Murray, in his reconstitution of the same novel, refers to Houellebecq’s protagonist as an occasional artist who strikes it rich. This ignores so much of the detached and elevated, almost transcendent nature of how Houellebecq writes about Martin’s photographing of household objects and, latterly, road maps. It is profound in its lack of profundity; literary art filling the void in meaning left by the photographic art described.

Whatever, a first novel of surprising and sparse bitterness, we can perhaps dismiss as a morose statement: it’s pared down to the point of brutality. It spawned a movement of depressives, which soon went so far as to disown Houellebecq himself.

But Atomised, a later effort, is beautiful. Even Platform, with its grotesque description of a tourist utopia forged by little more than sanitising the image of a foreign sex industry, has moments of beauty.

What saves all these works from being dull procedurals is not just prose and emotion, but hints of sentimentality.

Houellebecq’s heroes love transiently but in real terms. Things never quite work out, but they try their best and are crushed when things do not end as happily as sentiment suggests they might. Houellebecq’s characters believe also in the possibility of that love surviving, beyond the frailties of their bodies.

And so, it seems, does the author. And despite the death of god, which Houellebecq acknowledges in Submission most notably, there are consolations. Consolations of the flesh, certainly. But also of philosophy.

In The Possibility of an Island, Daniel (a comedian who grows rich and successful until he tires of other people’s laughter) and a beautiful girl – who delights and then ditches him – separately join a cult. This is sinister and drenched in irony; but it represents something else: the attempt to make life mean something, not just to extend individual existence.

A later, augmented version of Daniel (operating in the far future) even escapes the confines of his life-sustaining barbed-wire-covered compound to venture across the torn remnants of Europe to find an Eden in which he can die.

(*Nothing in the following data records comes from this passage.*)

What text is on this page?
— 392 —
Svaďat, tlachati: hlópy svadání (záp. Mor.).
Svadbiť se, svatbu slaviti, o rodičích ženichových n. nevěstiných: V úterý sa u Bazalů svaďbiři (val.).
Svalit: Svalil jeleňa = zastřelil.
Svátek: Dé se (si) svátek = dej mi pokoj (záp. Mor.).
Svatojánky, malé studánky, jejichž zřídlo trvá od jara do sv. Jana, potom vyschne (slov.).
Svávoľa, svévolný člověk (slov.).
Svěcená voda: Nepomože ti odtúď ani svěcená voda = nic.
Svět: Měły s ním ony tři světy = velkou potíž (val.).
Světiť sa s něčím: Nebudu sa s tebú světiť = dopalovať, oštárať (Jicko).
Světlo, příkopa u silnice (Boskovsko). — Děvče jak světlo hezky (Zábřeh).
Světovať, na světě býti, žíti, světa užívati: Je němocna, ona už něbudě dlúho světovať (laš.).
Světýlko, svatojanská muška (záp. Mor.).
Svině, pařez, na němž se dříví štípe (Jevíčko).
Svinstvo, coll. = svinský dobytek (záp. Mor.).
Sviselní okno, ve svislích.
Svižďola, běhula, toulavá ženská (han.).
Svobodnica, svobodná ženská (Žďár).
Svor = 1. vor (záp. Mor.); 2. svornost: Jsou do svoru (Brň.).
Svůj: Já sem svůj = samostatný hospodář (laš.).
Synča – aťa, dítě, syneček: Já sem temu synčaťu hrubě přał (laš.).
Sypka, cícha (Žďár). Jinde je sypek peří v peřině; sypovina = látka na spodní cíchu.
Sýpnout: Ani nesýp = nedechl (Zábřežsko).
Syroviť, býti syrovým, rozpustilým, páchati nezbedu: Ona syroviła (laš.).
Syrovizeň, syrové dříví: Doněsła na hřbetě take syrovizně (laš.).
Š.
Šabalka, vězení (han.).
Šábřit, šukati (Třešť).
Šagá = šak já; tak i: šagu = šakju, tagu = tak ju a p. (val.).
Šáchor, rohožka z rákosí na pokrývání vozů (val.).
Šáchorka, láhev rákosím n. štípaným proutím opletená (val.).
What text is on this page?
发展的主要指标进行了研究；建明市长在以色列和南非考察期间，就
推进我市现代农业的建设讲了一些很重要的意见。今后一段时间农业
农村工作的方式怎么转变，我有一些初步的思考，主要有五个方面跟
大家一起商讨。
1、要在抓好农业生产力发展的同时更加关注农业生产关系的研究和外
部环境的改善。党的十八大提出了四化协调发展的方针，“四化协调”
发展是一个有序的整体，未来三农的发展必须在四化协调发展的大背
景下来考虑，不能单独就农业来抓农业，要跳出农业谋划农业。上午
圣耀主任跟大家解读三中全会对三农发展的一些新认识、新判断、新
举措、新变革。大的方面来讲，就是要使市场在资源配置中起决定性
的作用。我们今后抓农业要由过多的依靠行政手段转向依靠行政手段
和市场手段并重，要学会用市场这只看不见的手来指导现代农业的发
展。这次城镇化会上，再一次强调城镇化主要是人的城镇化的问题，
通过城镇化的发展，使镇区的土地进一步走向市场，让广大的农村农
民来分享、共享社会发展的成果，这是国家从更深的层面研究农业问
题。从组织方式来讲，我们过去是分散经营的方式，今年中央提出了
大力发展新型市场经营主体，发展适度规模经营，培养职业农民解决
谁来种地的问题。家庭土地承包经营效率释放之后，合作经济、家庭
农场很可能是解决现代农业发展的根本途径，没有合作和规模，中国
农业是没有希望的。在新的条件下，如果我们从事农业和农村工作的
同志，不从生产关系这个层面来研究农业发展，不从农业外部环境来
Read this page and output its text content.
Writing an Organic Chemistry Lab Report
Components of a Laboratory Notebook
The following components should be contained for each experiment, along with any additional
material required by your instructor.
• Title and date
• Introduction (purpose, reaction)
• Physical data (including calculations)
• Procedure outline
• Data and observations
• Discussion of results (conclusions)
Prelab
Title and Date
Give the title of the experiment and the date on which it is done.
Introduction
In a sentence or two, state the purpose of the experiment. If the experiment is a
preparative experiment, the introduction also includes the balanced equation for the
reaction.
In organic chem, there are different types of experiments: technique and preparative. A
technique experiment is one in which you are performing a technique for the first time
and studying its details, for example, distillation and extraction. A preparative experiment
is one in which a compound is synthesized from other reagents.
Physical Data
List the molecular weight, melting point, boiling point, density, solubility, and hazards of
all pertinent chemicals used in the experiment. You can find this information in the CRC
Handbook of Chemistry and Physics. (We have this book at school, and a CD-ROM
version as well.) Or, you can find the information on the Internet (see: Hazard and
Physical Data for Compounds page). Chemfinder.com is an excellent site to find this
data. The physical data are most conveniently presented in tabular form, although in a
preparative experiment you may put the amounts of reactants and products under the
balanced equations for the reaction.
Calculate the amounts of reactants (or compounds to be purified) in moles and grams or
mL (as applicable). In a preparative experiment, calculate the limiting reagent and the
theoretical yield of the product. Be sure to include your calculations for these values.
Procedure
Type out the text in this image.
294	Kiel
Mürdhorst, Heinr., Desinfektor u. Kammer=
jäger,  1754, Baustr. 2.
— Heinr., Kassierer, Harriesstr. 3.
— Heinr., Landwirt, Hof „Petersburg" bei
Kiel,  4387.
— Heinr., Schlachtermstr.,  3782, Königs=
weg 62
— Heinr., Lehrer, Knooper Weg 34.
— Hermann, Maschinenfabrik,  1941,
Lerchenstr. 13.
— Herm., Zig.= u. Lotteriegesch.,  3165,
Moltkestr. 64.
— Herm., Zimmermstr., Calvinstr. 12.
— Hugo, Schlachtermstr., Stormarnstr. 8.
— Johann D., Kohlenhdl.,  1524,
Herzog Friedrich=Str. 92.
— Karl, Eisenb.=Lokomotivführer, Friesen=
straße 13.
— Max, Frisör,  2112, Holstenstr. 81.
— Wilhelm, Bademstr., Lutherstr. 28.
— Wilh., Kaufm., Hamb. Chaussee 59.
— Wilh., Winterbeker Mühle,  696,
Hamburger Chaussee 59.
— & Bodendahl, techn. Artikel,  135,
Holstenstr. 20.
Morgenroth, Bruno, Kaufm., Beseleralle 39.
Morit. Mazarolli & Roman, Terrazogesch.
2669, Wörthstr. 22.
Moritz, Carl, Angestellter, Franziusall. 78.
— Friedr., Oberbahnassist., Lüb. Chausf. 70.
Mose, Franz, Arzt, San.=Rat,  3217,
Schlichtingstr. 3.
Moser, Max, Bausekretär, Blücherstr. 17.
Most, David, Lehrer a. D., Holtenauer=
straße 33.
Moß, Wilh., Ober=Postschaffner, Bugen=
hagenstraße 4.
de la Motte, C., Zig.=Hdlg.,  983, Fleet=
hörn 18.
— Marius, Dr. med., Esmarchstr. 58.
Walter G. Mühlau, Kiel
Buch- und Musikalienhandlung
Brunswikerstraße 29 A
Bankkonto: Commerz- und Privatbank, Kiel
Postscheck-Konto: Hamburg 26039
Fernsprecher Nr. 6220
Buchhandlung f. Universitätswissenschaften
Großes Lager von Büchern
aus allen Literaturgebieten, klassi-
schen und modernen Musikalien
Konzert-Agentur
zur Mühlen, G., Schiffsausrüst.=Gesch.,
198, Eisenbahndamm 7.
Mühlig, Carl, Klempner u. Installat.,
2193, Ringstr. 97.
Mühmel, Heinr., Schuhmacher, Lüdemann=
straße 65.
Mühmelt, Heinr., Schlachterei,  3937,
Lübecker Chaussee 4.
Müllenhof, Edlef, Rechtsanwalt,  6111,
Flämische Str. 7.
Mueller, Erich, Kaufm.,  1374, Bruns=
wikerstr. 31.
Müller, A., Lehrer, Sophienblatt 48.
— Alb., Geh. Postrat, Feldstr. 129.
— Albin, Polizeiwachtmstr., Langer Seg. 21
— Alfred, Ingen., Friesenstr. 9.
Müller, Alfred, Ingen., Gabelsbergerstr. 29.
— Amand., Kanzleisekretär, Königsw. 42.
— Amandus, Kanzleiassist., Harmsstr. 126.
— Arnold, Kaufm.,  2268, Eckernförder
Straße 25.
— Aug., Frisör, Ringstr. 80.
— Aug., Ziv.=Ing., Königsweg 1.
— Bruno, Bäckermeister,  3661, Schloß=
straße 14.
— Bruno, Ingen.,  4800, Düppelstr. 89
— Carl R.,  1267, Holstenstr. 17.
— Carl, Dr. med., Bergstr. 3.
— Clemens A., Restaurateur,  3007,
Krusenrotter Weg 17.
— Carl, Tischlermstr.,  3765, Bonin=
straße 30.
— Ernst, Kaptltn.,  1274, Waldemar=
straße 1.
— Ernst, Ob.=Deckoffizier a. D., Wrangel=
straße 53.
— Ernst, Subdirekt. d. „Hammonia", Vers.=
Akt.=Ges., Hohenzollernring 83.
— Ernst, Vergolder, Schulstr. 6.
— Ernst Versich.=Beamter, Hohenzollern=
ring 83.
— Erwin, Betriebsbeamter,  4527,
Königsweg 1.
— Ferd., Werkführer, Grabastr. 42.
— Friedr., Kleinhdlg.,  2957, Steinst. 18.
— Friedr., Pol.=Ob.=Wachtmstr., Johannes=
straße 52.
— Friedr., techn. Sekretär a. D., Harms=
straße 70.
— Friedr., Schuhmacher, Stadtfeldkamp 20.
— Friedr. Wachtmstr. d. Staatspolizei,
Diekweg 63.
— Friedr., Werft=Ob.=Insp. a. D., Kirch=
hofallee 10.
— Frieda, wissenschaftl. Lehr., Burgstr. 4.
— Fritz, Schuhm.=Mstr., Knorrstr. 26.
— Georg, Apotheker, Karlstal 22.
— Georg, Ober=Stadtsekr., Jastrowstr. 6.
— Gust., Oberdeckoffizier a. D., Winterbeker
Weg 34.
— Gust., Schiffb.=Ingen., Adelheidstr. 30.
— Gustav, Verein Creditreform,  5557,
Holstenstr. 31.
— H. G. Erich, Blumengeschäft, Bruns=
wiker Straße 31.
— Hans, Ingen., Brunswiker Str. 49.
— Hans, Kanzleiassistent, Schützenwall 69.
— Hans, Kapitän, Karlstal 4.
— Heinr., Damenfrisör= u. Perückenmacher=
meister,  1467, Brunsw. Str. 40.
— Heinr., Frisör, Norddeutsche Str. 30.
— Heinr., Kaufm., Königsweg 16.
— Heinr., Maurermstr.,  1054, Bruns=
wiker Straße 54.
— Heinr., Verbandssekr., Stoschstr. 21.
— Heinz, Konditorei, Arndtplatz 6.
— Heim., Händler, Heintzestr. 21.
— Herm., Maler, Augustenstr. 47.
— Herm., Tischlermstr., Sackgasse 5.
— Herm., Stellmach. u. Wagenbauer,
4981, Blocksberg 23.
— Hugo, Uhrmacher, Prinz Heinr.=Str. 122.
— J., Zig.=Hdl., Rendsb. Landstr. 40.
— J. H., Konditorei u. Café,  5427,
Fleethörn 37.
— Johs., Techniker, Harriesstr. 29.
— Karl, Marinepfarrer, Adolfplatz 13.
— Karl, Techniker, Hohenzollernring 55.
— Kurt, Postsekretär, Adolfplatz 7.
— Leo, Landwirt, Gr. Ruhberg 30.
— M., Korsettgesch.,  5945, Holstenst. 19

In Atomised, another character Michel (a scientist and one of a pair of tragic brothers) succeeds in advancing the nature of humanity itself. Reminiscent of Ian McEwan’s writing about the ethereal elegance of complex neural surgery in Saturday, Houellebecq’s description of the beauty of Michel’s breakthrough inspires awe.

Houellebecq has been misunderstood and has cultivated that misunderstanding through provocation and self-satire (most notably, and successfully, and amusingly in The Map and the Territory, where he introduces a pitiable version of himself as an incidental character, and then has him brutally murdered).

But to write him off as a bitter reactionary or mere functional chronicler of French and European decline misses the beauty of his work, and the core of romanticism which allows even the darkest of visions – of past and present and future – to have the most slender lustre of foolish hope.

Perhaps there is some value, then, in this writing beyond its skill – and some value in the intellectual culture Houellebecq both repudiates and, to an audience foreign and domestic, seems increasingly to define.